Me miró y sacudió la cabeza, incrédula.

—No puedo creer que hayas conseguido todo esto: la campaña, el libro.

Todo.

Asentí y la besé en la frente.

—Habichuelas mágicas, nena. Habichuelas mágicas.

Normalmente, lo que más le cuesta conseguir a un senador novato en

Washington es que la gente preste atención a cualquier cosa que haga, pero

yo acabé teniendo el problema contrario. En relación con mi estatus real de

senador recién llegado, la expectación que me rodeaba había llegado a

extremos cómicos. Los periodistas insistían a diario en conocer mis planes,

y sobre todo me preguntaban si tenía intención de presentarme a presidente.

Cuando, el día que juré mi cargo, un reportero me preguntó: «¿Cuál

considera que es su lugar en la historia?», me reí y expliqué que acababa de

llegar a Washington, ocupaba el puesto noventa y nueve entre los cien

senadores por antigüedad, aún no había emitido ni un solo voto y ni siquiera

sabía dónde estaban los aseos en el Capitolio.
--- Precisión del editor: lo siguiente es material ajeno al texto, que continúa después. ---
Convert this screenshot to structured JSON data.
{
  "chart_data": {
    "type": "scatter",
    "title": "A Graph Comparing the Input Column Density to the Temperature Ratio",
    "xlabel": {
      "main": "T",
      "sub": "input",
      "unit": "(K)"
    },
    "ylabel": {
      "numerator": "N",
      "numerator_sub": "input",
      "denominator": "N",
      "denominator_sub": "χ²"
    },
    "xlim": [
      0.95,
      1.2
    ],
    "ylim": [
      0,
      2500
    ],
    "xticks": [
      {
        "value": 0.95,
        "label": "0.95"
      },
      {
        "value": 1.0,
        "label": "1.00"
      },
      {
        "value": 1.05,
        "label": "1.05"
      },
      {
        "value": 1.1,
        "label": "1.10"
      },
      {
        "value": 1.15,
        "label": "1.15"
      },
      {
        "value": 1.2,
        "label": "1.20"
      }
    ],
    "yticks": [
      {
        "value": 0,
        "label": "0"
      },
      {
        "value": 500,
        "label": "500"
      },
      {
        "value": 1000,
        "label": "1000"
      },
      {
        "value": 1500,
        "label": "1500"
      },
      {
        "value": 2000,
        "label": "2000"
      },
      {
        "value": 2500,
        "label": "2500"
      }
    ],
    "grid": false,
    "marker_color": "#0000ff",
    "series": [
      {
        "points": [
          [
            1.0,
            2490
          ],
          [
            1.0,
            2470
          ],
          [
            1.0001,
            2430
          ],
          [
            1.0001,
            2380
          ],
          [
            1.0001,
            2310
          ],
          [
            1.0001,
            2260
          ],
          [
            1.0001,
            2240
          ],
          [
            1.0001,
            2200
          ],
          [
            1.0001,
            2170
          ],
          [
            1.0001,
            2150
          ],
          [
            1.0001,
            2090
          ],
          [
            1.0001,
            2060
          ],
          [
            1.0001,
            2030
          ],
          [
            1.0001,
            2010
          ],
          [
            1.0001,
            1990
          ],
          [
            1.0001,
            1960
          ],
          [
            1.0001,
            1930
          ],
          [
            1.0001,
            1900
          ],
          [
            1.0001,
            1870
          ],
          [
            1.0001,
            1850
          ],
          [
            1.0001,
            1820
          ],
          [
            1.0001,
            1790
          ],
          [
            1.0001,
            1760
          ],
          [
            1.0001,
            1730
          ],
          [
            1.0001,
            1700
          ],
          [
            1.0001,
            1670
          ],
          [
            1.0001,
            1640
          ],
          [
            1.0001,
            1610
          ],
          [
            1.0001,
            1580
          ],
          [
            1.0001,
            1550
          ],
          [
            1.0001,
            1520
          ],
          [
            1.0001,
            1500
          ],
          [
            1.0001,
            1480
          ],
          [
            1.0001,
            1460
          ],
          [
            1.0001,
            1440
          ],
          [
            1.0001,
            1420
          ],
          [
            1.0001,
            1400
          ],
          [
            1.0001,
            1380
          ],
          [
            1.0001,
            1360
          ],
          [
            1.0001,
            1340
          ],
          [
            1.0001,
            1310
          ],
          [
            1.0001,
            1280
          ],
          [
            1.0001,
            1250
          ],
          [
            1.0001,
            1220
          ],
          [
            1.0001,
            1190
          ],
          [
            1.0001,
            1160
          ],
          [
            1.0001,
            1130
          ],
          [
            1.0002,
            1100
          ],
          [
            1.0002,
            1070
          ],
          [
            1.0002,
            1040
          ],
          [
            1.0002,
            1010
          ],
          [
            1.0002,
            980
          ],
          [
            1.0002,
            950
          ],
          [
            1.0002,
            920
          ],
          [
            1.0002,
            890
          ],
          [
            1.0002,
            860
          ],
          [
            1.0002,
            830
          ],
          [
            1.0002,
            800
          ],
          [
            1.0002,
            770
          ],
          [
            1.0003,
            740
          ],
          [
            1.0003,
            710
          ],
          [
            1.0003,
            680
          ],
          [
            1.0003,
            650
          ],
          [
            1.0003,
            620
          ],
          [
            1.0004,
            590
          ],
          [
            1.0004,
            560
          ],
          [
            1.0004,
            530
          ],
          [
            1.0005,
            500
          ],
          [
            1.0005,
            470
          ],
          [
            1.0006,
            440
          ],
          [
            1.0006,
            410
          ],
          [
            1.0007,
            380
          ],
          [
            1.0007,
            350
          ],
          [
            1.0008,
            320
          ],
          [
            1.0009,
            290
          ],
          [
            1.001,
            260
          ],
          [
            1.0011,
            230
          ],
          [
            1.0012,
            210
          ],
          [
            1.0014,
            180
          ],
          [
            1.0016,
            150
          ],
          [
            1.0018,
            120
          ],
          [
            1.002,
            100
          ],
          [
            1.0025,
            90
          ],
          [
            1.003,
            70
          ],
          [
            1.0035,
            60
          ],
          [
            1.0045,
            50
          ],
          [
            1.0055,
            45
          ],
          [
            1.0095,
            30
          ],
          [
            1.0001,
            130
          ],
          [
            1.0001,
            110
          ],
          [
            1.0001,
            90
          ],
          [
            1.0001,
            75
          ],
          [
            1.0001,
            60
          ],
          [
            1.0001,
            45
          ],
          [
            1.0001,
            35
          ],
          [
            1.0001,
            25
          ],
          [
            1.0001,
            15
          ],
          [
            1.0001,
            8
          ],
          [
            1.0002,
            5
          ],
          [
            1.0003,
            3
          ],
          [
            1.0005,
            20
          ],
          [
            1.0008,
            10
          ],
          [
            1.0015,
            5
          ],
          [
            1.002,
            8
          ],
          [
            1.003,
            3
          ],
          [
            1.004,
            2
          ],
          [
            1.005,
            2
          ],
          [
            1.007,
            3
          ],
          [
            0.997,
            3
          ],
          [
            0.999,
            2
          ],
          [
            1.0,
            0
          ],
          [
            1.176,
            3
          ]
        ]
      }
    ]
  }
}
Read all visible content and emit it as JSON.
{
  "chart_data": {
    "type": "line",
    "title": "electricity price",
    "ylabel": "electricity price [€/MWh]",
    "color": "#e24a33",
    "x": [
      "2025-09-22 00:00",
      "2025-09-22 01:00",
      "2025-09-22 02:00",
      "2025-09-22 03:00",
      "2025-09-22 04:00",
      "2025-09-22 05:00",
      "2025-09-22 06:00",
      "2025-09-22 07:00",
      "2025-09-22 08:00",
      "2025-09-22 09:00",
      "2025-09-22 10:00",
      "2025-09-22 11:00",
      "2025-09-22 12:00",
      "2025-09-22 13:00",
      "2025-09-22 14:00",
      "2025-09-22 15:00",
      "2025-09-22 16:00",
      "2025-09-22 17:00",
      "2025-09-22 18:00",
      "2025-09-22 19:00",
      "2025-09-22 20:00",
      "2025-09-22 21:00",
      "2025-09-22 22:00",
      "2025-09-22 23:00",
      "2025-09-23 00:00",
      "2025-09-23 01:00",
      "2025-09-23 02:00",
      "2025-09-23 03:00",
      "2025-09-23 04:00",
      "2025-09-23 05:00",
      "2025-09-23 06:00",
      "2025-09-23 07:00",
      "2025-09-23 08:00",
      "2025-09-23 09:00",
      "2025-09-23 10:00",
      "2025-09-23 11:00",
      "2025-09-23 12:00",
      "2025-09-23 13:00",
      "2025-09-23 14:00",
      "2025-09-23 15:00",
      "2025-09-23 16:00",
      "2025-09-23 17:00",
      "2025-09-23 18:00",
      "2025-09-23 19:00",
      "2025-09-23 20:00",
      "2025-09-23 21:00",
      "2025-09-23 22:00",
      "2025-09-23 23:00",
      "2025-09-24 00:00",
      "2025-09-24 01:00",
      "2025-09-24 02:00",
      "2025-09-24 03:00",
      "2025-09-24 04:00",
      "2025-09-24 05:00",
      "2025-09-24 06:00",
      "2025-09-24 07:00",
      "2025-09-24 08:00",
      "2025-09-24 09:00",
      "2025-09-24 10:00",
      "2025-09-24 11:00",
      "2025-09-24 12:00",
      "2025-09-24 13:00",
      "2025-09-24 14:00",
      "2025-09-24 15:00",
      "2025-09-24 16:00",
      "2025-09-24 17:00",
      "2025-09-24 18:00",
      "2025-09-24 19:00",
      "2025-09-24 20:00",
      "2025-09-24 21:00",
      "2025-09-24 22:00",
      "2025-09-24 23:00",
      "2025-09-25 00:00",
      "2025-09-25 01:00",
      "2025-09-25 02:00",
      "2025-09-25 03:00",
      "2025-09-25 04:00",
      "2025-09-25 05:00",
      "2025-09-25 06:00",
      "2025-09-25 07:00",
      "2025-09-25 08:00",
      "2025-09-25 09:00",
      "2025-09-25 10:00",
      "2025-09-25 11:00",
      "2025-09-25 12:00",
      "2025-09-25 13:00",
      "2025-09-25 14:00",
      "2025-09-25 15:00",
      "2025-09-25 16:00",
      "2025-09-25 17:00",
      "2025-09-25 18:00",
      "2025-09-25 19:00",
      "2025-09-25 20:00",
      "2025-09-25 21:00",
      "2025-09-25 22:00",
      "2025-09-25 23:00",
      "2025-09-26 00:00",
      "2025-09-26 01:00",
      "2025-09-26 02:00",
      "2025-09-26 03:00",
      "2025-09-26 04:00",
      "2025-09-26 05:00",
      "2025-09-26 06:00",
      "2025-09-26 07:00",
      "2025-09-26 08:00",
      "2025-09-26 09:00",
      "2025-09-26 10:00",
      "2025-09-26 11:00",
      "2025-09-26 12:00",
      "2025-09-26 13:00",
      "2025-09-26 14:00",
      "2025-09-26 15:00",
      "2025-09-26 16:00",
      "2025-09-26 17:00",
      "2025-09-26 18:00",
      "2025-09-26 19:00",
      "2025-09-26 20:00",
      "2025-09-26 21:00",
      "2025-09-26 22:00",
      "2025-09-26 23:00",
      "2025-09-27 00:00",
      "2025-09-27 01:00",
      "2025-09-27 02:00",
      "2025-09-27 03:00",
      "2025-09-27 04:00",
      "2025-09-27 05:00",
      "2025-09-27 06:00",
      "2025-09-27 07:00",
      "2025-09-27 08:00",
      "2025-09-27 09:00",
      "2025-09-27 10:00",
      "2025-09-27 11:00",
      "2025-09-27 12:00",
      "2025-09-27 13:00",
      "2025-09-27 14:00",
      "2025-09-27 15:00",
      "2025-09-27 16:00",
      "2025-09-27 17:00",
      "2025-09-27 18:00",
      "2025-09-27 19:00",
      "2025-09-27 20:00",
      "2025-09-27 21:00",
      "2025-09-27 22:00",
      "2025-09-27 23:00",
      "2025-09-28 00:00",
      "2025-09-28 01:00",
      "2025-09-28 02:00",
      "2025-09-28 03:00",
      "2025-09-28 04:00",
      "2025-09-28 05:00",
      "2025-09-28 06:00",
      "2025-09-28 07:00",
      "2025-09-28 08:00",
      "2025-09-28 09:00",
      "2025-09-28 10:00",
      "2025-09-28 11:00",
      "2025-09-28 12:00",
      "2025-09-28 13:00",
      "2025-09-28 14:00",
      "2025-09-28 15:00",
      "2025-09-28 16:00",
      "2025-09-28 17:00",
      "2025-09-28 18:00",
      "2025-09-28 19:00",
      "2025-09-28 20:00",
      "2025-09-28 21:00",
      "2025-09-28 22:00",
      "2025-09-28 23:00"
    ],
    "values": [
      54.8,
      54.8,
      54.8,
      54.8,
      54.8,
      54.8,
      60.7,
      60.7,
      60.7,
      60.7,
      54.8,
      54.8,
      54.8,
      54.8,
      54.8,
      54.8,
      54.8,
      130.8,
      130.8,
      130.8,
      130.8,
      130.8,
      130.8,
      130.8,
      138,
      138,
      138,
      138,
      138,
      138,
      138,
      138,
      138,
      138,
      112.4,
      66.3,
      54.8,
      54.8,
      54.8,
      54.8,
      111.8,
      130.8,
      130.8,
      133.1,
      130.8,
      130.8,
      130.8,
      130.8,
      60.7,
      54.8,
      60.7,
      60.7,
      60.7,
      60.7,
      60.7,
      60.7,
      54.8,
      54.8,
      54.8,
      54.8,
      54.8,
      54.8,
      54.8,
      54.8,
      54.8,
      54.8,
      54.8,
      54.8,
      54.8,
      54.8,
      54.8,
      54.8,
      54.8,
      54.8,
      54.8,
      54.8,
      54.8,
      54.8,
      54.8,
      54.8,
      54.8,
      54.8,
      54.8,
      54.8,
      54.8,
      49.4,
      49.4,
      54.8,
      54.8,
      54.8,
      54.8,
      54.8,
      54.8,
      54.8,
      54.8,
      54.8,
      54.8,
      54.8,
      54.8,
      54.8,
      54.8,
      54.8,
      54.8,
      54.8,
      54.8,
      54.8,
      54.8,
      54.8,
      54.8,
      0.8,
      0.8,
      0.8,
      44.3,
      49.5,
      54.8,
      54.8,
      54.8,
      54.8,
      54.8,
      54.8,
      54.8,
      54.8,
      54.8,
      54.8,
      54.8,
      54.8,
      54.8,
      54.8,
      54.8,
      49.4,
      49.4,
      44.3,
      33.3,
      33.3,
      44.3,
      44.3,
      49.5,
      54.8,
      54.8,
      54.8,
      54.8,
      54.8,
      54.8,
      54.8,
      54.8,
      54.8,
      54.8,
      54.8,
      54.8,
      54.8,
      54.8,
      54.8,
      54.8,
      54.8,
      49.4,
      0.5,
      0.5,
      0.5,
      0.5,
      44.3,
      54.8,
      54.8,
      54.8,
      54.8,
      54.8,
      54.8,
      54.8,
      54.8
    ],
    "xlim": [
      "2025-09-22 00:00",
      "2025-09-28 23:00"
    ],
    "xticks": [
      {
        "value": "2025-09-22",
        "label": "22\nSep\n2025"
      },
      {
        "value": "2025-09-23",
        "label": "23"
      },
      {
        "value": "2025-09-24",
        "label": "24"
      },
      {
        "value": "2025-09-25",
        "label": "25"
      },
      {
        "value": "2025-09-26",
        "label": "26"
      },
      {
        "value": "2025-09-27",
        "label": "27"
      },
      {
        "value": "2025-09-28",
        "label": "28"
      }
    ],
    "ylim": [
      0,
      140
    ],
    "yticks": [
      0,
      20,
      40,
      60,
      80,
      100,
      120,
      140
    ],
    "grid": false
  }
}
No estaba haciéndome el interesante. Lograr un escaño en el Senado ya

había sido algo suficientemente improbable de por sí. Estaba encantado de

estar allí, y tenía muchas ganas de empezar a trabajar. Para contrarrestar

todas esas expectativas desaforadas, mi equipo y yo nos fijamos en el

ejemplo que ofrecía Hillary Clinton, que había llegado al Senado cuatro

años antes entre un gran alboroto y se había labrado una reputación de

diligencia, enjundia y atención a sus electores. Ser un caballo de tiro, no de

exhibición; ese era mi objetivo.

Nadie tenía un temperamento más apropiado para llevar a la práctica esta

estrategia que mi nuevo jefe de gabinete, Pete Rouse. Rondaba los sesenta

años, tenía el pelo canoso y la complexión de un oso panda, y llevaba casi

treinta años trabajando en el Capitolio. Su experiencia —venía de ser jefe

de gabinete de Tom Daschle— y su amplia red de contactos en la ciudad

hacían que la gente se refiriese a él afectuosamente como el «senador 101».

Contra la imagen estereotipada de los profesionales de la política en

Washington, Pete tenía alergia a los focos, y —tras una fachada jocosa y

hosca— casi se diría que es tímido, lo que ayudaba a explicar su prolongada

soltería y el cariño indulgente hacia sus gatos.